The Fate of the Tearling (The Queen of the Tearling #3)

The other picture was of Lily. William Tear had painted it himself, and while he didn’t quite have the technical skill of Mr. Vinson, Katie thought that he had captured Lily much better. She was standing in a sunny field, dressed for hunting, so pregnant that she seemed likely to burst. She was looking backward over her shoulder, her face only an inch from laughter.

Mum said that Tear hadn’t painted this portrait from life, but from memory. Nevertheless, it was very lifelike, and it had always conveyed a sense of freedom to Katie. The Lily in the portrait seemed happy, extraordinarily so, but Tear hadn’t missed the subtle lines around her eyes and mouth, lines that spoke of long-buried pain, the hard life before the Crossing. Katie had no idea what that life had entailed, but it had taken its toll on Lily, sure enough.

“Eighteen years ago,” Lily remarked, moving up beside Katie to stare at the portrait. “I was pregnant with Jonathan, and we had just gotten over the starving time. It seemed like everything was ahead of us.”

“What happened?”

Lily looked sharply at her, and Katie wished she could take it back. Was she the only one who sensed something wrong in the Town?

No. Jonathan knows too.

After a moment, Lily relaxed and turned back to the portrait. “We forgot. We forgot everything we should have learned.”

Katie looked down and saw that the older woman was rubbing at the scar on her palm.

“What—”

“Come on in to dinner,” Lily said abruptly, and beckoned her forward.



The meal surprised Katie. She would have thought the Tears would eat better than any other family in town—though why she thought that, she couldn’t say; perhaps something Row had told her once—but their dinner was as simple as those she ate at home: roast chicken, broccoli, a loaf of five-grain bread. They drank water, rather than ale or juice. Tear and Lily sat at opposite ends of the table, Jonathan between them, and Katie sat on the other side. When she pulled the fourth chair out, she saw that the seat was covered with dust.

Katie had always assumed that the Tears must talk about deep, weighty matters at dinner, but here, too, they surprised her. Lily was full of gossip, good-natured, but gossip all the same. Melody Donovan was pregnant. Andrew Ellis had finished his house, but he wasn’t much of a carpenter; the walls in the kitchen were so drafty that they would need to be torn out and reworked before the winter set in. Dennis Lynskey and Rosie Norris had decided to go ahead and get married after the harvest.
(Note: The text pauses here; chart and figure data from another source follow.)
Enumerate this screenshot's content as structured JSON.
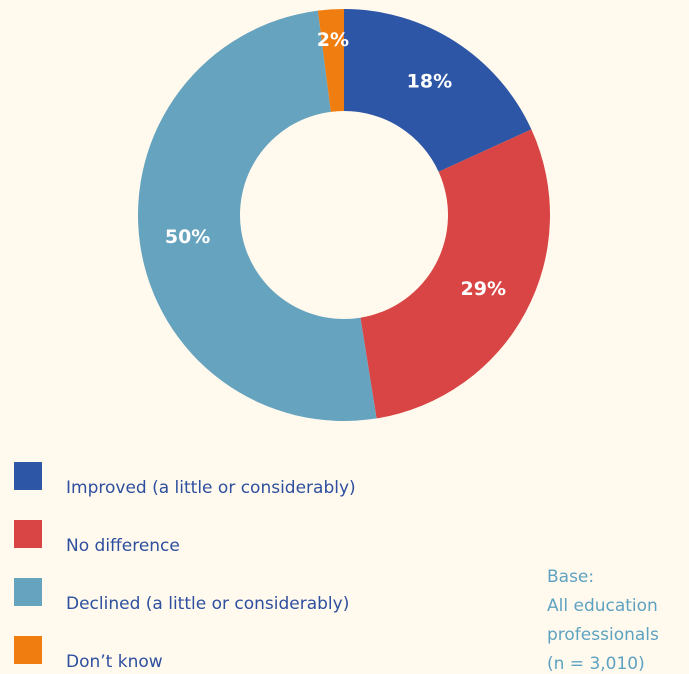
{
  "chart_data": {
    "type": "donut",
    "categories": [
      "Improved (a little or considerably)",
      "No difference",
      "Declined (a little or considerably)",
      "Don’t know"
    ],
    "values": [
      18,
      29,
      50,
      2
    ],
    "value_labels": [
      "18%",
      "29%",
      "50%",
      "2%"
    ],
    "colors": [
      "#2d56a6",
      "#d94545",
      "#66a3bf",
      "#f07d10"
    ],
    "note": [
      "Base:",
      "All education",
      "professionals",
      "(n = 3,010)"
    ]
  }
}
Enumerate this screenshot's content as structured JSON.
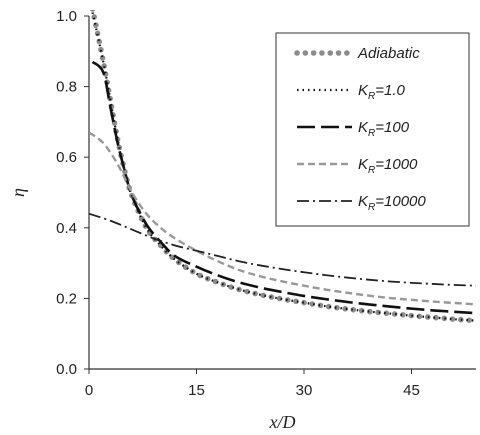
{
  "chart_data": {
    "type": "line",
    "title": "",
    "xlabel": "x/D",
    "ylabel": "η",
    "xlim": [
      0,
      54
    ],
    "ylim": [
      0,
      1.0
    ],
    "xticks": [
      0,
      15,
      30,
      45
    ],
    "yticks": [
      0.0,
      0.2,
      0.4,
      0.6,
      0.8,
      1.0
    ],
    "xtick_labels": [
      "0",
      "15",
      "30",
      "45"
    ],
    "ytick_labels": [
      "0.0",
      "0.2",
      "0.4",
      "0.6",
      "0.8",
      "1.0"
    ],
    "grid": false,
    "legend_position": "top-right",
    "series": [
      {
        "name": "Adiabatic",
        "legend_label": {
          "main": "Adiabatic",
          "sub": "",
          "tail": ""
        },
        "style": "dots",
        "color": "#8c8c8c",
        "x": [
          0.5,
          2,
          3,
          4,
          5,
          6,
          8,
          10,
          12,
          15,
          18,
          21,
          24,
          27,
          30,
          33,
          36,
          39,
          42,
          45,
          48,
          51,
          54
        ],
        "y": [
          1.02,
          0.87,
          0.76,
          0.65,
          0.56,
          0.49,
          0.4,
          0.35,
          0.31,
          0.27,
          0.245,
          0.225,
          0.21,
          0.198,
          0.188,
          0.178,
          0.17,
          0.163,
          0.157,
          0.151,
          0.146,
          0.141,
          0.137
        ]
      },
      {
        "name": "K_R=1.0",
        "legend_label": {
          "main": "K",
          "sub": "R",
          "tail": "=1.0"
        },
        "style": "dotted",
        "color": "#111111",
        "x": [
          0.5,
          2,
          3,
          4,
          5,
          6,
          8,
          10,
          12,
          15,
          18,
          21,
          24,
          27,
          30,
          33,
          36,
          39,
          42,
          45,
          48,
          51,
          54
        ],
        "y": [
          1.01,
          0.87,
          0.76,
          0.65,
          0.56,
          0.49,
          0.4,
          0.35,
          0.31,
          0.27,
          0.245,
          0.225,
          0.21,
          0.198,
          0.188,
          0.178,
          0.17,
          0.163,
          0.157,
          0.151,
          0.146,
          0.141,
          0.137
        ]
      },
      {
        "name": "K_R=100",
        "legend_label": {
          "main": "K",
          "sub": "R",
          "tail": "=100"
        },
        "style": "longdash",
        "color": "#111111",
        "x": [
          0.5,
          2,
          3,
          4,
          5,
          6,
          8,
          10,
          12,
          15,
          18,
          21,
          24,
          27,
          30,
          33,
          36,
          39,
          42,
          45,
          48,
          51,
          54
        ],
        "y": [
          0.87,
          0.84,
          0.74,
          0.64,
          0.56,
          0.49,
          0.41,
          0.36,
          0.32,
          0.29,
          0.265,
          0.245,
          0.23,
          0.218,
          0.207,
          0.198,
          0.19,
          0.183,
          0.177,
          0.171,
          0.166,
          0.162,
          0.158
        ]
      },
      {
        "name": "K_R=1000",
        "legend_label": {
          "main": "K",
          "sub": "R",
          "tail": "=1000"
        },
        "style": "dashed",
        "color": "#999999",
        "x": [
          0,
          2,
          4,
          6,
          8,
          10,
          12,
          15,
          18,
          21,
          24,
          27,
          30,
          33,
          36,
          39,
          42,
          45,
          48,
          51,
          54
        ],
        "y": [
          0.67,
          0.64,
          0.58,
          0.5,
          0.44,
          0.4,
          0.37,
          0.335,
          0.305,
          0.28,
          0.262,
          0.248,
          0.236,
          0.225,
          0.216,
          0.208,
          0.201,
          0.196,
          0.191,
          0.187,
          0.183
        ]
      },
      {
        "name": "K_R=10000",
        "legend_label": {
          "main": "K",
          "sub": "R",
          "tail": "=10000"
        },
        "style": "dashdot",
        "color": "#222222",
        "x": [
          0,
          3,
          6,
          9,
          12,
          15,
          18,
          21,
          24,
          27,
          30,
          33,
          36,
          39,
          42,
          45,
          48,
          51,
          54
        ],
        "y": [
          0.44,
          0.42,
          0.395,
          0.37,
          0.35,
          0.335,
          0.32,
          0.305,
          0.293,
          0.283,
          0.274,
          0.266,
          0.259,
          0.253,
          0.248,
          0.244,
          0.241,
          0.238,
          0.236
        ]
      }
    ]
  }
}
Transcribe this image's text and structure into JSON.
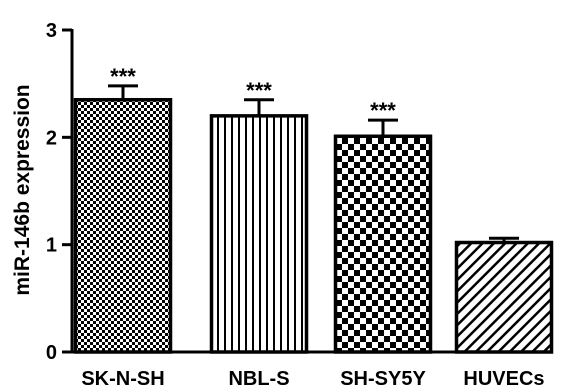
{
  "chart_data": {
    "type": "bar",
    "categories": [
      "SK-N-SH",
      "NBL-S",
      "SH-SY5Y",
      "HUVECs"
    ],
    "values": [
      2.35,
      2.2,
      2.01,
      1.02
    ],
    "errors": [
      0.13,
      0.15,
      0.15,
      0.04
    ],
    "significance": [
      "***",
      "***",
      "***",
      ""
    ],
    "patterns": [
      "fine-checker",
      "vertical-stripes",
      "checker",
      "diagonal-stripes"
    ],
    "title": "",
    "xlabel": "",
    "ylabel": "miR-146b expression",
    "ylim": [
      0,
      3
    ],
    "yticks": [
      0,
      1,
      2,
      3
    ],
    "grid": false,
    "colors": {
      "bar_stroke": "#000000",
      "pattern": "#000000",
      "background": "#ffffff"
    }
  }
}
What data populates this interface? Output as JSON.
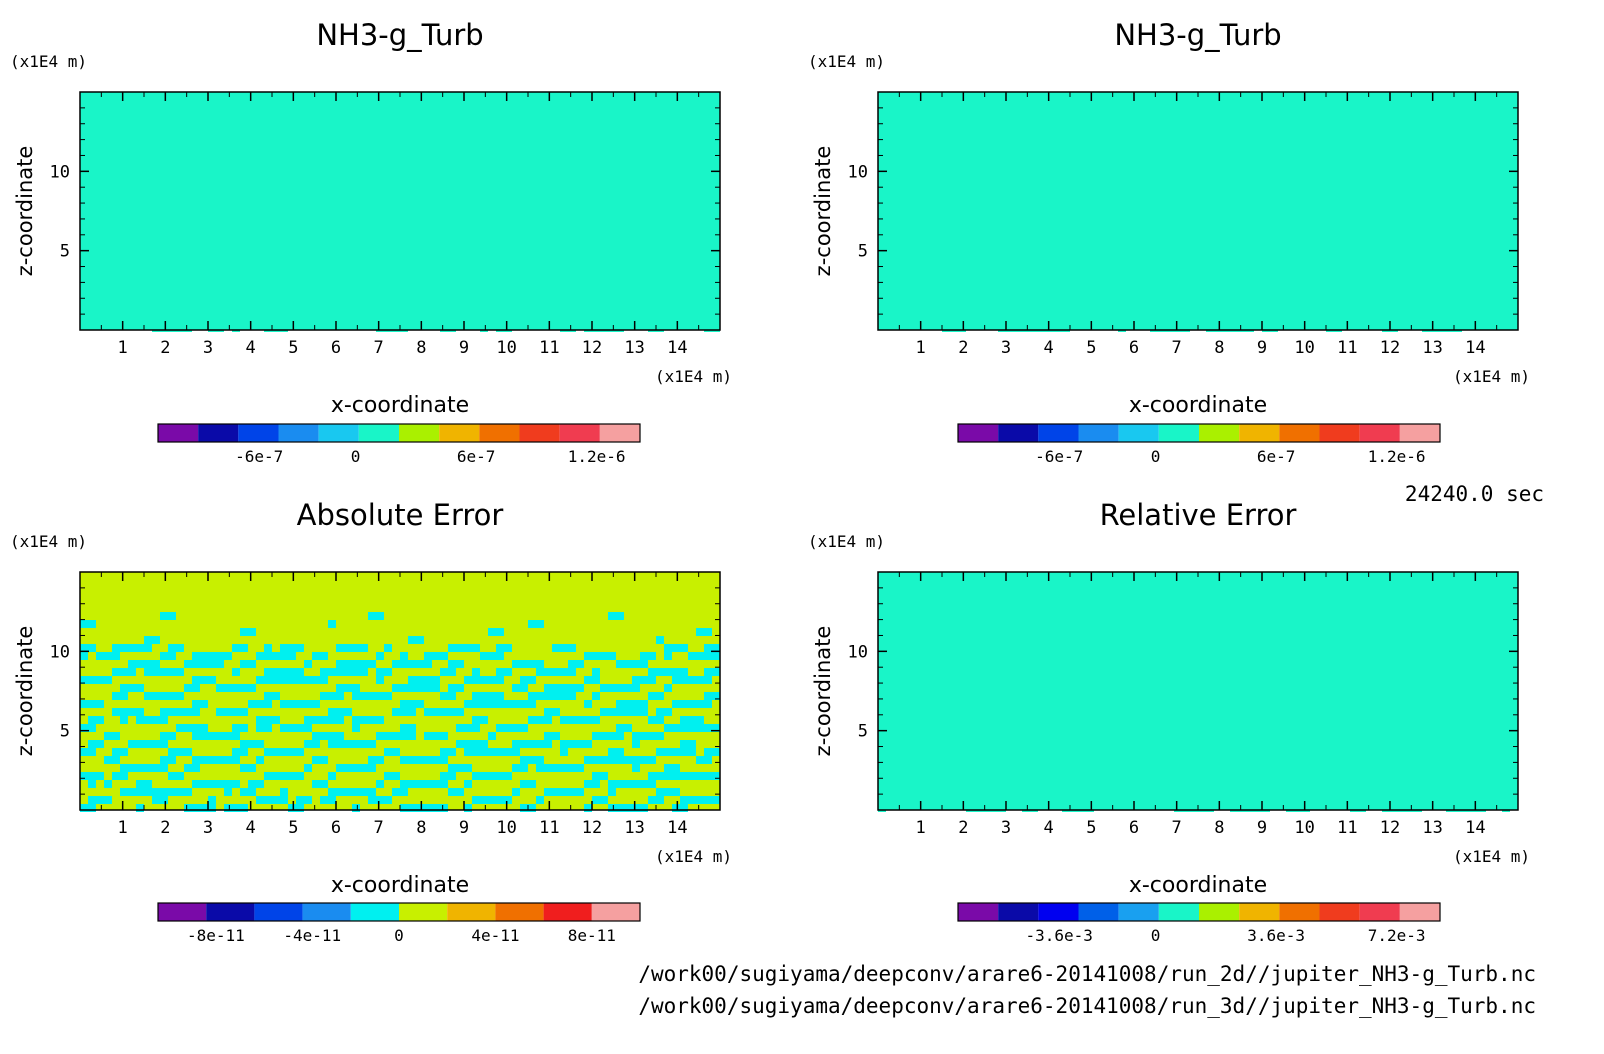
{
  "figure": {
    "time_label": "24240.0 sec",
    "footer": [
      "/work00/sugiyama/deepconv/arare6-20141008/run_2d//jupiter_NH3-g_Turb.nc",
      "/work00/sugiyama/deepconv/arare6-20141008/run_3d//jupiter_NH3-g_Turb.nc"
    ]
  },
  "chart_data": [
    {
      "type": "heatmap",
      "title": "NH3-g_Turb",
      "xlabel": "x-coordinate",
      "ylabel": "z-coordinate",
      "x_unit": "(x1E4 m)",
      "y_unit": "(x1E4 m)",
      "xlim": [
        0,
        15
      ],
      "ylim": [
        0,
        15
      ],
      "x_ticks": [
        "1",
        "2",
        "3",
        "4",
        "5",
        "6",
        "7",
        "8",
        "9",
        "10",
        "11",
        "12",
        "13",
        "14"
      ],
      "y_ticks": [
        "5",
        "10"
      ],
      "colorbar": {
        "colors": [
          "#7a0aa8",
          "#0a0aa8",
          "#0044e8",
          "#1a8cf0",
          "#19c8f0",
          "#19f5c8",
          "#aaf000",
          "#f0b400",
          "#f07000",
          "#f03c1e",
          "#f03c50",
          "#f5a0a0"
        ],
        "tick_labels": [
          "-6e-7",
          "0",
          "6e-7",
          "1.2e-6"
        ]
      }
    },
    {
      "type": "heatmap",
      "title": "NH3-g_Turb",
      "xlabel": "x-coordinate",
      "ylabel": "z-coordinate",
      "x_unit": "(x1E4 m)",
      "y_unit": "(x1E4 m)",
      "xlim": [
        0,
        15
      ],
      "ylim": [
        0,
        15
      ],
      "x_ticks": [
        "1",
        "2",
        "3",
        "4",
        "5",
        "6",
        "7",
        "8",
        "9",
        "10",
        "11",
        "12",
        "13",
        "14"
      ],
      "y_ticks": [
        "5",
        "10"
      ],
      "colorbar": {
        "colors": [
          "#7a0aa8",
          "#0a0aa8",
          "#0044e8",
          "#1a8cf0",
          "#19c8f0",
          "#19f5c8",
          "#aaf000",
          "#f0b400",
          "#f07000",
          "#f03c1e",
          "#f03c50",
          "#f5a0a0"
        ],
        "tick_labels": [
          "-6e-7",
          "0",
          "6e-7",
          "1.2e-6"
        ]
      }
    },
    {
      "type": "heatmap",
      "title": "Absolute Error",
      "xlabel": "x-coordinate",
      "ylabel": "z-coordinate",
      "x_unit": "(x1E4 m)",
      "y_unit": "(x1E4 m)",
      "xlim": [
        0,
        15
      ],
      "ylim": [
        0,
        15
      ],
      "x_ticks": [
        "1",
        "2",
        "3",
        "4",
        "5",
        "6",
        "7",
        "8",
        "9",
        "10",
        "11",
        "12",
        "13",
        "14"
      ],
      "y_ticks": [
        "5",
        "10"
      ],
      "colorbar": {
        "colors": [
          "#7a0aa8",
          "#0a0aa8",
          "#0044e8",
          "#1a8cf0",
          "#00f0f0",
          "#c8f000",
          "#f0b400",
          "#f07000",
          "#f01e1e",
          "#f5a0a0"
        ],
        "tick_labels": [
          "-8e-11",
          "-4e-11",
          "0",
          "4e-11",
          "8e-11"
        ]
      }
    },
    {
      "type": "heatmap",
      "title": "Relative Error",
      "xlabel": "x-coordinate",
      "ylabel": "z-coordinate",
      "x_unit": "(x1E4 m)",
      "y_unit": "(x1E4 m)",
      "xlim": [
        0,
        15
      ],
      "ylim": [
        0,
        15
      ],
      "x_ticks": [
        "1",
        "2",
        "3",
        "4",
        "5",
        "6",
        "7",
        "8",
        "9",
        "10",
        "11",
        "12",
        "13",
        "14"
      ],
      "y_ticks": [
        "5",
        "10"
      ],
      "colorbar": {
        "colors": [
          "#7a0aa8",
          "#0a0aa8",
          "#0000f0",
          "#0060e8",
          "#19a0f0",
          "#19f5c8",
          "#aaf000",
          "#f0b400",
          "#f07000",
          "#f03c1e",
          "#f03c50",
          "#f5a0a0"
        ],
        "tick_labels": [
          "-3.6e-3",
          "0",
          "3.6e-3",
          "7.2e-3"
        ]
      }
    }
  ]
}
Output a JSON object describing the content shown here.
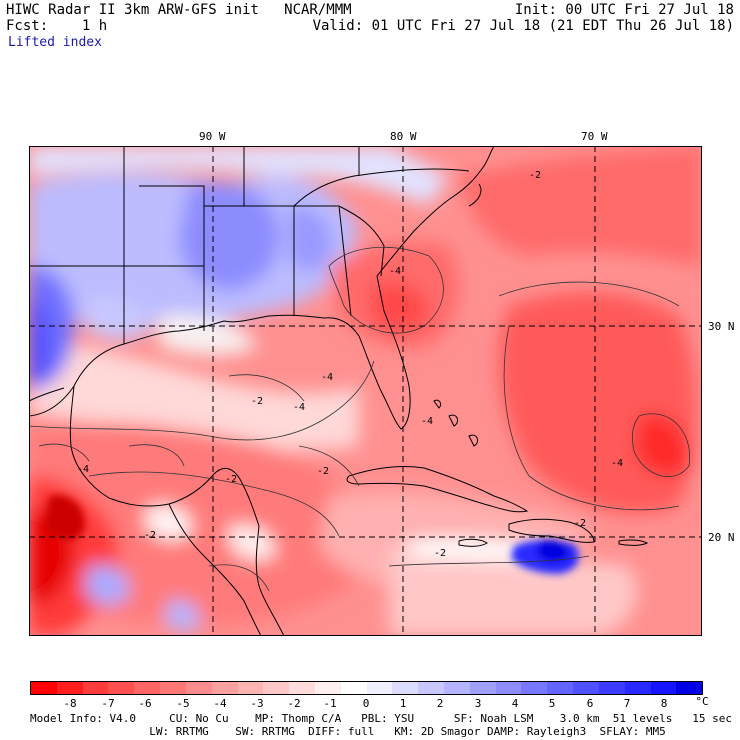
{
  "header": {
    "line1_left": "HIWC Radar II 3km ARW-GFS init   NCAR/MMM",
    "line1_right": "Init: 00 UTC Fri 27 Jul 18",
    "line2_left": "Fcst:    1 h",
    "line2_right": "Valid: 01 UTC Fri 27 Jul 18 (21 EDT Thu 26 Jul 18)",
    "field_name": "Lifted index"
  },
  "map": {
    "lon_labels": [
      "90 W",
      "80 W",
      "70 W"
    ],
    "lat_labels": [
      "30 N",
      "20 N"
    ],
    "contour_labels": [
      "-2",
      "-2",
      "-2",
      "-2",
      "-2",
      "-2",
      "-2",
      "-4",
      "-4",
      "-4",
      "-4",
      "-4",
      "-4"
    ]
  },
  "colorbar": {
    "ticks": [
      "-8",
      "-7",
      "-6",
      "-5",
      "-4",
      "-3",
      "-2",
      "-1",
      "0",
      "1",
      "2",
      "3",
      "4",
      "5",
      "6",
      "7",
      "8"
    ],
    "unit": "°C",
    "colors": [
      "#ff0000",
      "#ff1e1e",
      "#ff3c3c",
      "#ff5050",
      "#ff6464",
      "#ff7878",
      "#ff8c8c",
      "#ffa0a0",
      "#ffb4b4",
      "#ffc8c8",
      "#ffdcdc",
      "#fff0f0",
      "#ffffff",
      "#f0f0ff",
      "#dcdcff",
      "#c8c8ff",
      "#b4b4ff",
      "#a0a0ff",
      "#8c8cff",
      "#7878ff",
      "#6464ff",
      "#5050ff",
      "#3c3cff",
      "#2828ff",
      "#1414ff",
      "#0000e6"
    ]
  },
  "footer": {
    "line1": "Model Info: V4.0     CU: No Cu    MP: Thomp C/A   PBL: YSU      SF: Noah LSM    3.0 km  51 levels   15 sec",
    "line2": "                  LW: RRTMG    SW: RRTMG  DIFF: full   KM: 2D Smagor DAMP: Rayleigh3  SFLAY: MM5"
  }
}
At each of these pronouncements, William Tear nodded, rarely commenting, though he shook his head at the news about Andrew Ellis’s house, and Katie remembered something she had heard last year: that Ellis had refused all help from the Town’s better builders. He was determined to do all of it himself, and Katie had respected that. But now she wondered if Mr. Ellis was merely foolish. Even more, she wondered what she was doing at this table. Why had Jonathan invited her here?

Jonathan asked his father if they had found any trace of Yusuf Mansour yet, and Tear shook his head wearily. The shadow that Katie had seen over his shoulder, years ago, seemed more pronounced than ever now, as though he was somehow starting to fade. She wondered, again, whether Tear might be ill, but shelved the thought just as quickly. The Town without William Tear . . . that was nothing to think of. Fever usually traveled through entire households; if Lily was ill, chances were that Tear had been too.

“Wherever Yusuf is, he’s hidden well,” Tear told them.

“Do you think he’s dead?” Lily asked.

“No,” Tear replied. He looked about to say something else, but he firmed his jaw and remained silent. Fading sunlight slanted through the open kitchen window, glinting off the silver chain that hung around his neck, and Katie remembered something else from that long-ago night: Tear had said that his visions were often no more than shadows. Were Jonathan’s visions the same? She looked between the two of them, seeing a few differences—eye color, the red cheeks that Jonathan had gotten from Lily, in contrast to his father’s pale complexion—but far more similarities. Both tall, both lanky, but even more, Jonathan had his father’s air of observation, of sitting quietly and watching until it was time to make a decision, a decision that would undoubtedly be correct.

It was a pity that no one else saw this side of Jonathan. He barely came to school anymore, but he was still an object of distance. If people would only talk to him, he would get more respect. Not as much as his father, perhaps, but at least as much as he deserved. This sense of hidden value was familiar, and a moment later Katie identified it: it was the same way she’d always felt about Row.

The talk turned to the mountain expedition, which would be leaving next week. So far, there had been two expeditions to chart the vast land outside the Town, and on the second, they had come upon mountains, but not small mountains like those to the west. According to Jen Devlin, who had led the previous expeditions, the northern mountain range was vast, with peaks so massive that they appeared impossible to cross. But Jen was champing at the bit. She meant to climb.